Şanlıurfa’da Eyyübiye Belediyesi çalışanı, 50 yaşındaki Mehmet Nuri Tüldarı, çevresinde çocukluğundan beri halk ozanı Mahzuni Şerif’e hayranlığıyla biliniyor. Sokakları süpürürken Mahzuni’nin eserlerini mırıldanan Tüldarı, günün yorgunluğunu ise evinin bir odasındaki halk ozanının plak ve kasetleri arasında kimi zaman saz çalarak, kimi zaman da sanatçının türkülerini dinleyerek atıyor.
Mehmet Nuri Tüldarı, çocukluk döneminde Adıyaman’ın Kahta ilçesindeki köylerinde çobanlık yaptığı sırada kaybolan keçisini bulmak için ahırları gezdiğini, bu sırada bir müzik sesi duyduğunu anlattı. İlk kez o dönemde Aşık Mahzuni Şerif’in sesini duyduğunu ve çok etkilendiğini belirten Tüldarı, “Ahırdan çıkarken baktım bir ses geliyor. Elektrik falan yoktu o dönemde, Aşık Mahzuni Şerif çalıyor, oradan etkilendim. Tabii biz görmemiştik. Elektrik yokken ne plak vardı ne televizyon. O gün bugün takip ettik. Kasetlerini topladım, 1993’e kadar bütün arşivini yaptım” dedi.
Tüldarı, bir süre sonra rahatsızlık geçirdiğini, daha sonra askere gittiği sırada bütün arşivini kaybettiğini ve büyük üzüntü yaşadığını dile getirdi. Askerlik dönüşü yeniden kasetleri toplamaya başladığını ifade eden Tüldarı, “Biz gene başladık, topladık, topluyoruz ama sonu gelmiyor. Şu an Mahzuni’nin 453 tane 45’lik plağı bende mevcut. Daha başka firmalarda çıktıklarını görüyorum ve alıyorum. Kasetleri de var. 1970’li yıllarda Avrupa’da yapılan ve Türkiye’ye gelmeyen kasetleri de bende mevcut. Sevdamız devam ediyor. Mahzuni’nin çocuklarıyla da görüşüyorum, dostluğumuz muhabbetimiz devam ediyor” diye konuştu.

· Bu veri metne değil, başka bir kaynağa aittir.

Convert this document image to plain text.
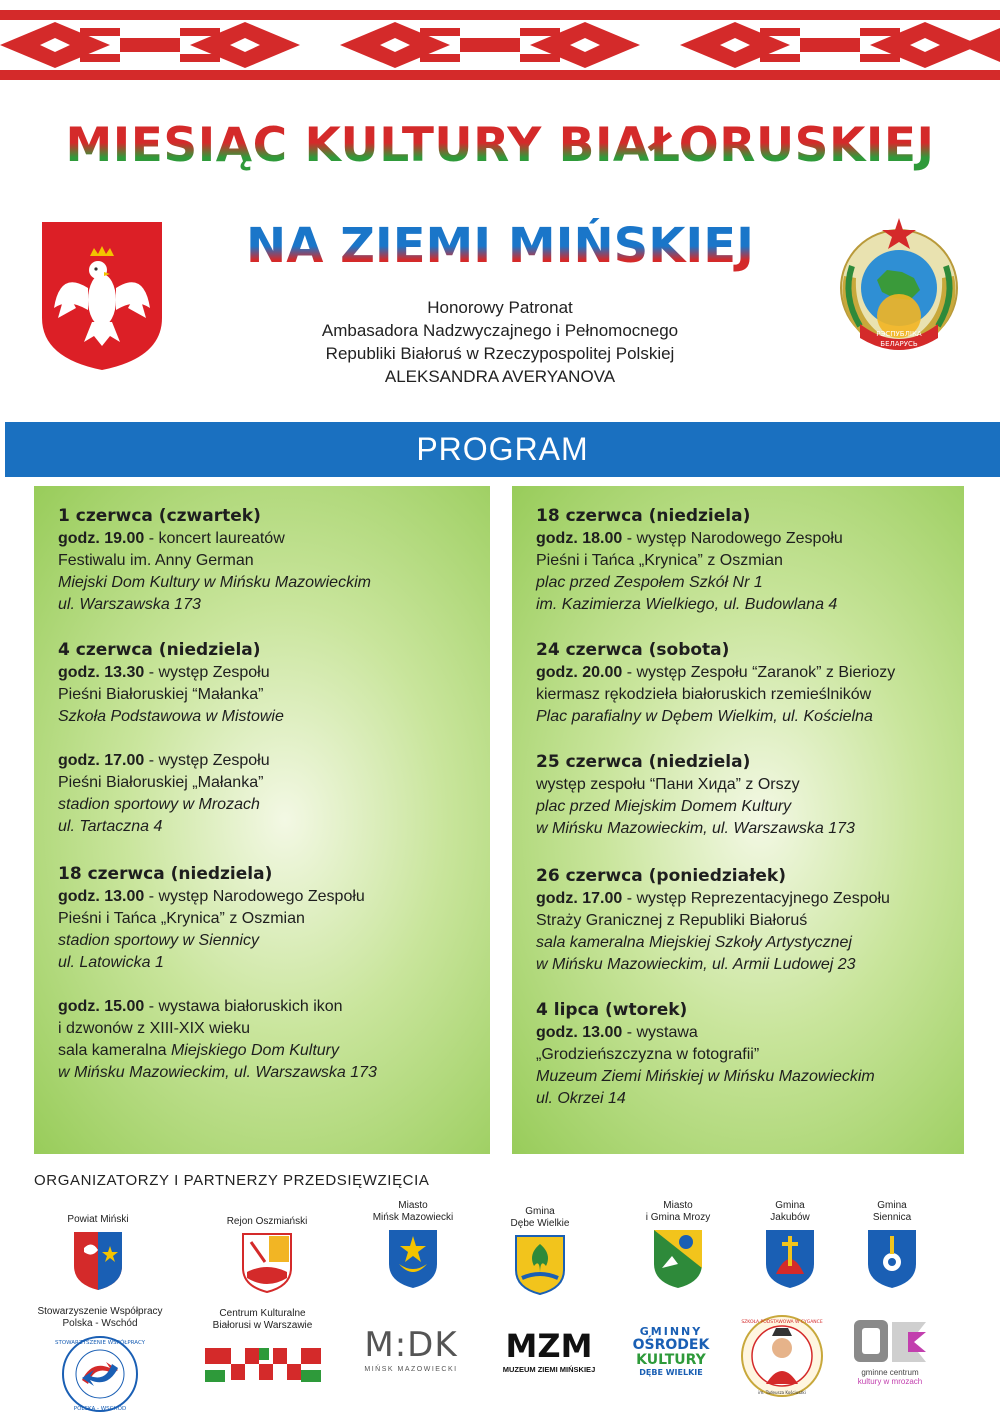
MIESIĄC KULTURY BIAŁORUSKIEJ
NA ZIEMI MIŃSKIEJ
РЭСПУБЛІКА
БЕЛАРУСЬ
Honorowy Patronat
Ambasadora Nadzwyczajnego i Pełnomocnego
Republiki Białoruś w Rzeczypospolitej Polskiej
ALEKSANDRA AVERYANOVA
PROGRAM
1 czerwca (czwartek)
godz. 19.00 - koncert laureatów
Festiwalu im. Anny German
Miejski Dom Kultury w Mińsku Mazowieckim
ul. Warszawska 173
4 czerwca (niedziela)
godz. 13.30 - występ Zespołu
Pieśni Białoruskiej “Małanka”
Szkoła Podstawowa w Mistowie
godz. 17.00 - występ Zespołu
Pieśni Białoruskiej „Małanka”
stadion sportowy w Mrozach
ul. Tartaczna 4
18 czerwca (niedziela)
godz. 13.00 - występ Narodowego Zespołu
Pieśni i Tańca „Krynica” z Oszmian
stadion sportowy w Siennicy
ul. Latowicka 1
godz. 15.00 - wystawa białoruskich ikon
i dzwonów z XIII-XIX wieku
sala kameralna Miejskiego Dom Kultury
w Mińsku Mazowieckim, ul. Warszawska 173
18 czerwca (niedziela)
godz. 18.00 - występ Narodowego Zespołu
Pieśni i Tańca „Krynica” z Oszmian
plac przed Zespołem Szkół Nr 1
im. Kazimierza Wielkiego, ul. Budowlana 4
24 czerwca (sobota)
godz. 20.00 - występ Zespołu “Zaranok” z Bieriozy
kiermasz rękodzieła białoruskich rzemieślników
Plac parafialny w Dębem Wielkim, ul. Kościelna
25 czerwca (niedziela)
występ zespołu “Пани Хида” z Orszy
plac przed Miejskim Domem Kultury
w Mińsku Mazowieckim, ul. Warszawska 173
26 czerwca (poniedziałek)
godz. 17.00 - występ Reprezentacyjnego Zespołu
Straży Granicznej z Republiki Białoruś
sala kameralna Miejskiej Szkoły Artystycznej
w Mińsku Mazowieckim, ul. Armii Ludowej 23
4 lipca (wtorek)
godz. 13.00 - wystawa
„Grodzieńszczyzna w fotografii”
Muzeum Ziemi Mińskiej w Mińsku Mazowieckim
ul. Okrzei 14
ORGANIZATORZY I PARTNERZY PRZEDSIĘWZIĘCIA
Powiat Miński	Rejon Oszmiański
Miasto
Mińsk Mazowiecki
Gmina
Dębe Wielkie
Miasto
i Gmina Mrozy
Gmina
Jakubów
Gmina
Siennica
Stowarzyszenie Współpracy
Polska - Wschód
STOWARZYSZENIE WSPÓŁPRACY
POLSKA - WSCHÓD
Centrum Kulturalne
Białorusi w Warszawie	M:DK
MIŃSK MAZOWIECKI
MZM
MUZEUM ZIEMI MIŃSKIEJ
GMINNY
OŚRODEK
KULTURY
DĘBE WIELKIE
SZKOŁA PODSTAWOWA W CYGANCE
im. Tadeusza Kościuszki
gminne centrum
kultury w mrozach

“Mesaim bitti mi eve gelirim, duşumu alırım, üstümü değiştiririm. Odama gelir, otururum. Kasetlere bakıyorum huzurlu oluyorum, bir plak dinliyorum daha huzurlu oluyorum. Yani buraya geldiğim zaman gittikçe gençleşirim. Herkese tavsiye ederim. Bu nostaljileri bir araya getirip de bunlarla yaşamak benim için ruhun bir tedavisidir”
Aşık Mahzuni Şerif ile hayatta olduğu dönemde telefonda konuştuğunu, çocukları Yetiş ve Ruşen Ali’nin isimlerini sanatçının verdiğini anlatan Tüldarı, zaman zaman da halk ozanının ailesiyle görüştüklerini sözlerine ekledi.